EX-99.1 2 v449081_ex99-1.htm EXHIBIT 99.1

Exhibit 99.1

 

 

SGOCO Group, Ltd. Appoints DCAW (CPA) Limited as Its New Independent Registered Public Accounting Firm

 

 

Hong Kong, September 21, 2016 /PRNewswire/ -- SGOCO Group, Ltd. (Nasdaq: SGOC) ("SGOCO" or the "Company"), a company focused on product design, distribution and brand development in the Chinese display and computer product market as well as energy saving products and services, today announced the appointment of DCAW (CPA) Limited ("DCAW") as the Company's independent registered public accounting firm to perform independent audit services for the year ended December 31, 2016.

 

On September 19, 2016, SGOCO Group, Ltd. (the "Company") was advised that the Company's independent registered public accounting firm, Crowe Horwath (HK) CPA Limited("CHHK"), will no longer provide audit and assurances services to public companies subject to the statutes and regulations of the United States effective as of October 1, 2016. Accordingly, the Company, with the approval of its audit committee and board of directors, terminated the services of CHHK effective September 19, 2016, and retained the services of DCAW as its new independent registered public accounting firm, effective September 19, 2016.

 

The director formerly responsible for the Company's account at CHHK will join the Company's new audit firm, DCAW, and will be the director responsible for the Company's account at the new firm.  

 

CHHK’s reports on the financial statements of the Company for the fiscal years ended December 31, 2014 and 2015 did not contain an adverse opinion or disclaimer of opinion, nor were they qualified or modified as to uncertainty, audit scope or accounting principles, except that its report for the fiscal year ended December 31, 2015 contained an emphasis of matter paragraph regarding the Company’s ability to continue as a going concern.
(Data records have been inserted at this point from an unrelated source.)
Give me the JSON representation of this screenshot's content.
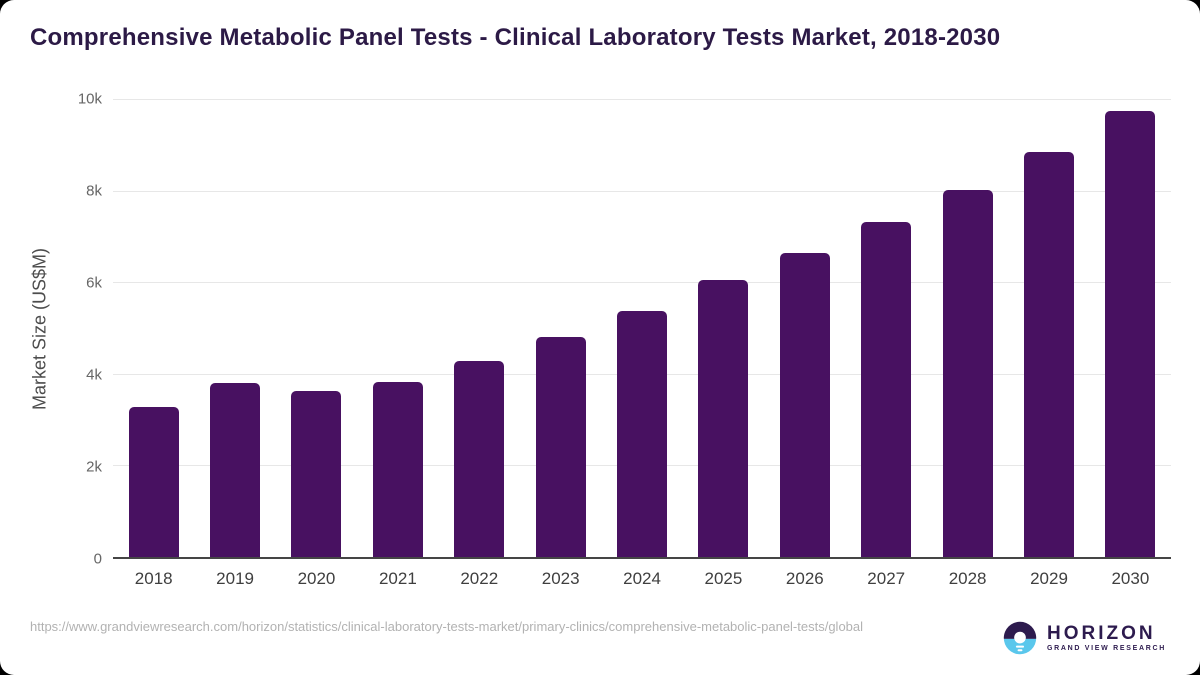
{
  "title": "Comprehensive Metabolic Panel Tests - Clinical Laboratory Tests Market, 2018-2030",
  "chart_data": {
    "type": "bar",
    "title": "Comprehensive Metabolic Panel Tests - Clinical Laboratory Tests Market, 2018-2030",
    "categories": [
      "2018",
      "2019",
      "2020",
      "2021",
      "2022",
      "2023",
      "2024",
      "2025",
      "2026",
      "2027",
      "2028",
      "2029",
      "2030"
    ],
    "values": [
      3280,
      3800,
      3620,
      3830,
      4280,
      4810,
      5380,
      6040,
      6630,
      7310,
      8010,
      8850,
      9740
    ],
    "xlabel": "",
    "ylabel": "Market Size (US$M)",
    "ylim": [
      0,
      10000
    ],
    "y_ticks": [
      {
        "label": "10k",
        "value": 10000
      },
      {
        "label": "8k",
        "value": 8000
      },
      {
        "label": "6k",
        "value": 6000
      },
      {
        "label": "4k",
        "value": 4000
      },
      {
        "label": "2k",
        "value": 2000
      },
      {
        "label": "0",
        "value": 0
      }
    ],
    "grid": "horizontal",
    "legend": "none"
  },
  "colors": {
    "bar": "#481161",
    "title": "#2c1a46",
    "axis_line": "#454545",
    "gridline": "#e7e7e7",
    "logo_purple": "#2d1b4e",
    "logo_blue": "#5ac7ec"
  },
  "footer": {
    "source_url": "https://www.grandviewresearch.com/horizon/statistics/clinical-laboratory-tests-market/primary-clinics/comprehensive-metabolic-panel-tests/global",
    "logo": {
      "title": "HORIZON",
      "subtitle": "GRAND VIEW RESEARCH"
    }
  }
}
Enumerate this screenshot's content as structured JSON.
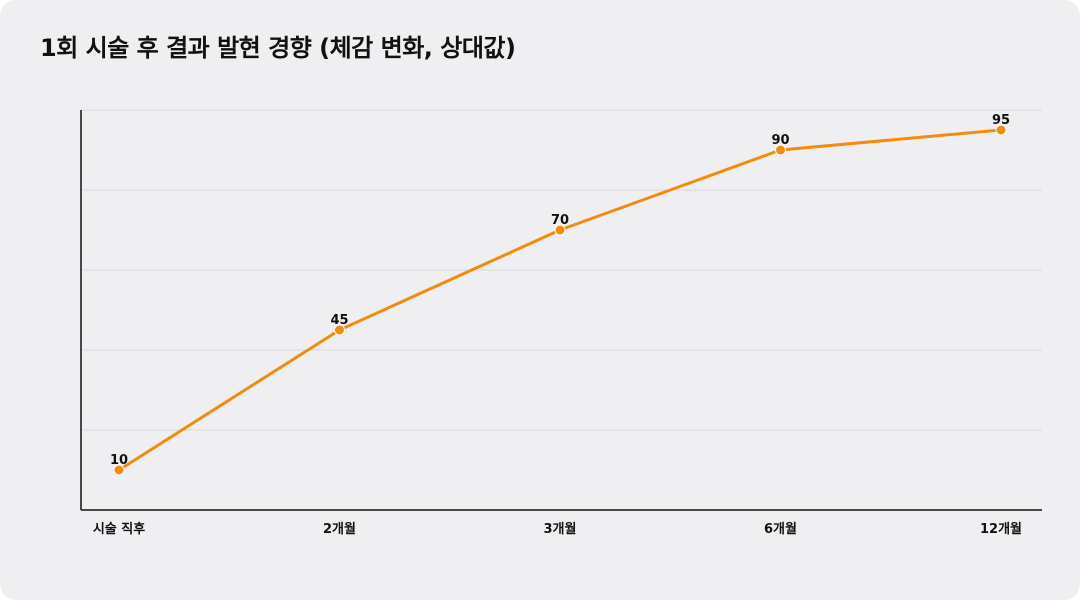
{
  "title": "1회 시술 후 결과 발현 경향 (체감 변화, 상대값)",
  "colors": {
    "line": "#f28c0f",
    "marker": "#f28c0f",
    "background": "#efeff2",
    "grid": "#d9d9de",
    "axis": "#111111"
  },
  "chart_data": {
    "type": "line",
    "title": "1회 시술 후 결과 발현 경향 (체감 변화, 상대값)",
    "categories": [
      "시술 직후",
      "2개월",
      "3개월",
      "6개월",
      "12개월"
    ],
    "series": [
      {
        "values": [
          10,
          45,
          70,
          90,
          95
        ]
      }
    ],
    "ylim": [
      0,
      100
    ],
    "ygrid": [
      20,
      40,
      60,
      80,
      100
    ],
    "grid": true,
    "legend": "none",
    "xlabel": "",
    "ylabel": ""
  }
}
During the Company's fiscal years ended December 31, 2014 and 2015 and through September 19, 2016, there were no disagreements between the Company and CHHK on any matter of accounting principles or practices, financial statement disclosure, or auditing scope or procedure which disagreements, if not resolved to CHHK’s satisfaction, would have caused CHHK to make reference to the subject matter of the disagreements in their reports on the Company's consolidated financial statements for such periods. Furthermore, no reportable events as that term is defined in Item 16F(a)(1)(v) of Form 20-F, occurred within the periods covered by CHHK’s reports on the Company's consolidated financial statements, or subsequently up to the date of CHHK’s dismissal.

 

 

 

 

The Company has provided CHHK with a copy of the foregoing disclosures and has requested that CHHK review such disclosures and provide a letter addressed to the Securities and Exchange Commission (“SEC”) as specified by Item 16F(a)(3) of Form 20-F. Attached as Exhibit 99.1 is a copy of CHHK’s letter addressed to the SEC relating to the statements made by the Company in this Report on Form 6-K.

 

During the Company’s two most recent fiscal years ended December 31, 2014 and 2015 and through September 19, 2016, neither the Company nor anyone on its behalf has consulted DCAW regarding either (i) the application of accounting principles to a specified transaction, either completed or proposed, or on the type of audit opinion that might be rendered on the consolidated financial statements of the Company, and neither a written report nor oral advice was provided to the Company that DCAW concluded was an important factor considered by the Company in reaching a decision as to any accounting, auditing or financial reporting issue; or (ii) any matter that was either the subject of a disagreement or a reportable event as described above.